Pato’s Homecoming: A sign of things to come?

Alexandre Pato is the latest in the long line of the ‘next big thing’ in Brazilian football. Having arrived at AC Milan in 2007 an ambitious 17-year old from Internacional in Brazil, Pato did not disappoint, with a very impressive average of around a goal every other game. This month however, Pato has joined Zlatan Ibrahimovic and Thiago Silva in leaving the club, having completed a £12m move back to native Brazil with Corinthians. As well as joining the huge exodus of players from Milan, Pato has joined another perhaps more star-studded list of players who have left their careers at Europe’s top clubs to return home to Brazil. Be it Ronaldo or Elano, Ronaldinho or Adriano, the Brazilian footballing structure appears to be irresistibly alluring to Brazilian players as they draw closer to the end of their prime.
It’s important to note of course that this phenomenon is by no means a new one. Indeed, Brazilian legend Pele only left the Brazilian game after coming out of retirement to sign with the New York Cosmos. Whereas the moves of Ronaldo, Adriano and Ronaldinho were in the twilight of the players’ careers, Pato’s move comes at a crucial stage in his development. With his injury record since leaving Brazil, the coming years will be crucial in determining the extent to which he can fulfil the early promise of his career. With this considered, the issue of why so many Brazilian-born footballers return is one of potential importance to the future of worldwide football.
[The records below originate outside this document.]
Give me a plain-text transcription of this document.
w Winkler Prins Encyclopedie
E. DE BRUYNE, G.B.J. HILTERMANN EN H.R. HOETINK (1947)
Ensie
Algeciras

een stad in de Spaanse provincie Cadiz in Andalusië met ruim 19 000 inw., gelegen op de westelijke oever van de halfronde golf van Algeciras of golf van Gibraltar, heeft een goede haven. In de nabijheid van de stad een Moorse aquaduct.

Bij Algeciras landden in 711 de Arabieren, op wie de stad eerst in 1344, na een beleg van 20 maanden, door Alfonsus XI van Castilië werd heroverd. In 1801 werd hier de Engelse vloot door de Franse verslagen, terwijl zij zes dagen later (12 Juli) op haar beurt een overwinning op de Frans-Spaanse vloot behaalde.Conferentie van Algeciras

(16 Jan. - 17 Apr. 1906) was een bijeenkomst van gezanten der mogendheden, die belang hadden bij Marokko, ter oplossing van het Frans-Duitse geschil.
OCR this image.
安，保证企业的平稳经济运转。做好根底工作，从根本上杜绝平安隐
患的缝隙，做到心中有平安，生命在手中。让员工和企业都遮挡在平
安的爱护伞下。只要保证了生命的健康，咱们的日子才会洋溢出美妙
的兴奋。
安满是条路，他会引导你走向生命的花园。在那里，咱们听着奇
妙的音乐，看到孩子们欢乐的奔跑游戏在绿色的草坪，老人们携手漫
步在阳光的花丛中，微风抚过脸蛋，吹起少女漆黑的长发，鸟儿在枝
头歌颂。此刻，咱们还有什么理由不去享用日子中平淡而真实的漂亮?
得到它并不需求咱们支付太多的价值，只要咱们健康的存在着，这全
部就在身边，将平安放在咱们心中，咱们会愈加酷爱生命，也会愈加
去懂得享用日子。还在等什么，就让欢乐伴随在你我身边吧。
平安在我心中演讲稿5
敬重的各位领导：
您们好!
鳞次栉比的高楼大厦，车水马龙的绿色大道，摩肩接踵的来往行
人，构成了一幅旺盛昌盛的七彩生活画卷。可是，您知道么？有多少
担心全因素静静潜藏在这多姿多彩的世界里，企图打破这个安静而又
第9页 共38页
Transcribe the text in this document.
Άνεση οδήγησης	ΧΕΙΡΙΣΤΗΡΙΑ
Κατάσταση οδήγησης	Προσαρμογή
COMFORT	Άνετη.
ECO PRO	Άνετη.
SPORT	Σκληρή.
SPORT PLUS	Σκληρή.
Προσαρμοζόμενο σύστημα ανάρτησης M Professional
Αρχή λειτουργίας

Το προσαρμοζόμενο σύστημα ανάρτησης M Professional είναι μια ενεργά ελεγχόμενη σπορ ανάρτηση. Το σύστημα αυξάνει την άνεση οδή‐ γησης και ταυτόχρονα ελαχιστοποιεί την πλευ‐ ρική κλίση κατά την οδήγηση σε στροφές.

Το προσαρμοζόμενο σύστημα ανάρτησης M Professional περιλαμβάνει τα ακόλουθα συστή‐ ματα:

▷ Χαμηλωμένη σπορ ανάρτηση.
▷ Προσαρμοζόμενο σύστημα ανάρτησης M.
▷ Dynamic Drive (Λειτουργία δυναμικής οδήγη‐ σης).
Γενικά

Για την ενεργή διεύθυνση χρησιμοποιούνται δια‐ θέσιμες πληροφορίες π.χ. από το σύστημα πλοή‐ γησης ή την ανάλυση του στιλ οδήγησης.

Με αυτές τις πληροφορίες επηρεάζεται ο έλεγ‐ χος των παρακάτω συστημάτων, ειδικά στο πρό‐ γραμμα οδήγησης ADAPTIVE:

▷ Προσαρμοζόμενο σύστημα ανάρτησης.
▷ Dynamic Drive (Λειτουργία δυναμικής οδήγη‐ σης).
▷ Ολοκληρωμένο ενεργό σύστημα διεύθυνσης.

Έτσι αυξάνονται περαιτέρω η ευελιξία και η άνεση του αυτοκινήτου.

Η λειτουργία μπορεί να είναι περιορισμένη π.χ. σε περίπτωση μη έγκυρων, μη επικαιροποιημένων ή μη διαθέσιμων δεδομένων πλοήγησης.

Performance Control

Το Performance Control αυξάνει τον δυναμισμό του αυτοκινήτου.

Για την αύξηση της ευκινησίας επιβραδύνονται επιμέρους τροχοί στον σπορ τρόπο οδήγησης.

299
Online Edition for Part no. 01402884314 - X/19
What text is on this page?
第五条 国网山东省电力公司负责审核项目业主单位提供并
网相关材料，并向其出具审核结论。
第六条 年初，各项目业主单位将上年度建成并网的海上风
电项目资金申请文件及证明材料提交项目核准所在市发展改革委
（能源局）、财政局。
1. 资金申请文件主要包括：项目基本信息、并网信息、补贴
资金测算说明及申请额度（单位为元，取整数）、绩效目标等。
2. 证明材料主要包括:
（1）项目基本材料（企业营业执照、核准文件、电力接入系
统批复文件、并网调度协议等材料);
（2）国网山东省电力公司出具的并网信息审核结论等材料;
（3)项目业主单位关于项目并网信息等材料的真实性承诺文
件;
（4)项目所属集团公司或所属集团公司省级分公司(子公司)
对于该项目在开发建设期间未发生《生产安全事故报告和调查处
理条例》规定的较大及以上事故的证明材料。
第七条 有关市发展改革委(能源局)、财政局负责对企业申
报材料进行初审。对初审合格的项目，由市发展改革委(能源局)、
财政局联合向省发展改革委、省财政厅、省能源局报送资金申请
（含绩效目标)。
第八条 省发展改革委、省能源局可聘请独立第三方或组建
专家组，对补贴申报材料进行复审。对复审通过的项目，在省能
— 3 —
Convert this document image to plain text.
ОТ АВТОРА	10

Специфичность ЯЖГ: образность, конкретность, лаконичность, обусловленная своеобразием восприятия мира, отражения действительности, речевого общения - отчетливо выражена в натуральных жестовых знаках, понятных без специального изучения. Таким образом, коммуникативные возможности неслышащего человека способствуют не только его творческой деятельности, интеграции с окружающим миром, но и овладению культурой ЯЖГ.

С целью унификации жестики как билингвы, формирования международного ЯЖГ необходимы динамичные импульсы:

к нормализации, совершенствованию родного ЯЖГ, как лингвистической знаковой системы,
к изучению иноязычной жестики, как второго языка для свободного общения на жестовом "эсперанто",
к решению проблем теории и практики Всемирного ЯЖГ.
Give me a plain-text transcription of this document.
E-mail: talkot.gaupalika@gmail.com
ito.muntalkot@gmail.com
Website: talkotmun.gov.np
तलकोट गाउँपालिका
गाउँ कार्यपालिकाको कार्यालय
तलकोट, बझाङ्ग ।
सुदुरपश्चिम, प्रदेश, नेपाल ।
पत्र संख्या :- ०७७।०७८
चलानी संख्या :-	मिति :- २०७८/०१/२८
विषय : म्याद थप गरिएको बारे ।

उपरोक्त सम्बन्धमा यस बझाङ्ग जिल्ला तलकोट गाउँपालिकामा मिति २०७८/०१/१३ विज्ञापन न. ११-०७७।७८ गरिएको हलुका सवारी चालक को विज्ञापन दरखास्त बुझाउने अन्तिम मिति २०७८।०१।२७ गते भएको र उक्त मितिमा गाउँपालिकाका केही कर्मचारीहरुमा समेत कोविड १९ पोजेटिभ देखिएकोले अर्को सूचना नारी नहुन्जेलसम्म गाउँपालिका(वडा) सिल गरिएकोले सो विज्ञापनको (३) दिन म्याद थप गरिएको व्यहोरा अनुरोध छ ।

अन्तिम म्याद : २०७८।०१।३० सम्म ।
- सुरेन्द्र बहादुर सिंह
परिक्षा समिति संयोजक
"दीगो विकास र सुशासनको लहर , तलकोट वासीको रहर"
Is it possible that the motivation to return to Brazil is financial? With Brazil being considered one of the world’s largest growing economies, paired with the level of international interest in the Brazilian domestic scene being as high as ever, it makes sense that the wages on offer will be bigger than ever. This could be questioned however, due to the number of players such as free kick legend Juninho Pernambucano who had a spell in the Middle East to cash in before returning to Brazil. It also has to be doubted that even the top sides in Brazil could compete financially with the Sky-backed English Premier League.

The return perhaps is more likely loyalty to their nationality. These international superstars very often grew up in the poorest areas in the Brazilian favelas and Brazilian domestic football was their road to the glamorous lifestyles they now lead. The feeling of debt to the clubs that saved them from poverty could be a key factor in wanting to do well with them. Especially in the case of the likes of Ronaldinho, the players who have already accomplished everything in Europe may wish to return to Brazil to compete for the Copa Libertadores, a tournament which holds a special place in all Latin American football fans that no European competition could compete with.

Whatever the reason, the influx of talented household names from Europe back to their native Latin American countries can only be good for the rise of sport in South America. Although legitimate questions can be asked of the quality of contribution these players can make – I’m looking at you, Adriano – the arrival of Pato reflects the changing of the waters in football. This is a player who not a few months ago was being linked to a move to the English Premiership, who is just approaching the beginning of his prime, returning to the Brazilian league. If the recall of Ronaldinho to the Brazilian national side means anything, it’s that the future of Brazilian football may very well lie in Brazil, and with promising youngsters like Neymar staying in Brazil to improve their football and boost their hopes of being selected for the national side, this change in world football could see a return to the ‘Joga Bonito’ style of football that drew Brazil so many plaudits in the past. Should the emergence of a new quality of domestic football in Brazil be the cause, then the Brazilian league could finally be offering an alternative to European football for the modern player. However, should the reason instead be the reduced standards, lack of expectation and ability to live a less rigorous lifestyle be the cause, this could have a potentially disastrous effect on the future of football in the nation domestically, which would undoubtedly have a knock-on effect on the samba stars we see in World Cups of the future.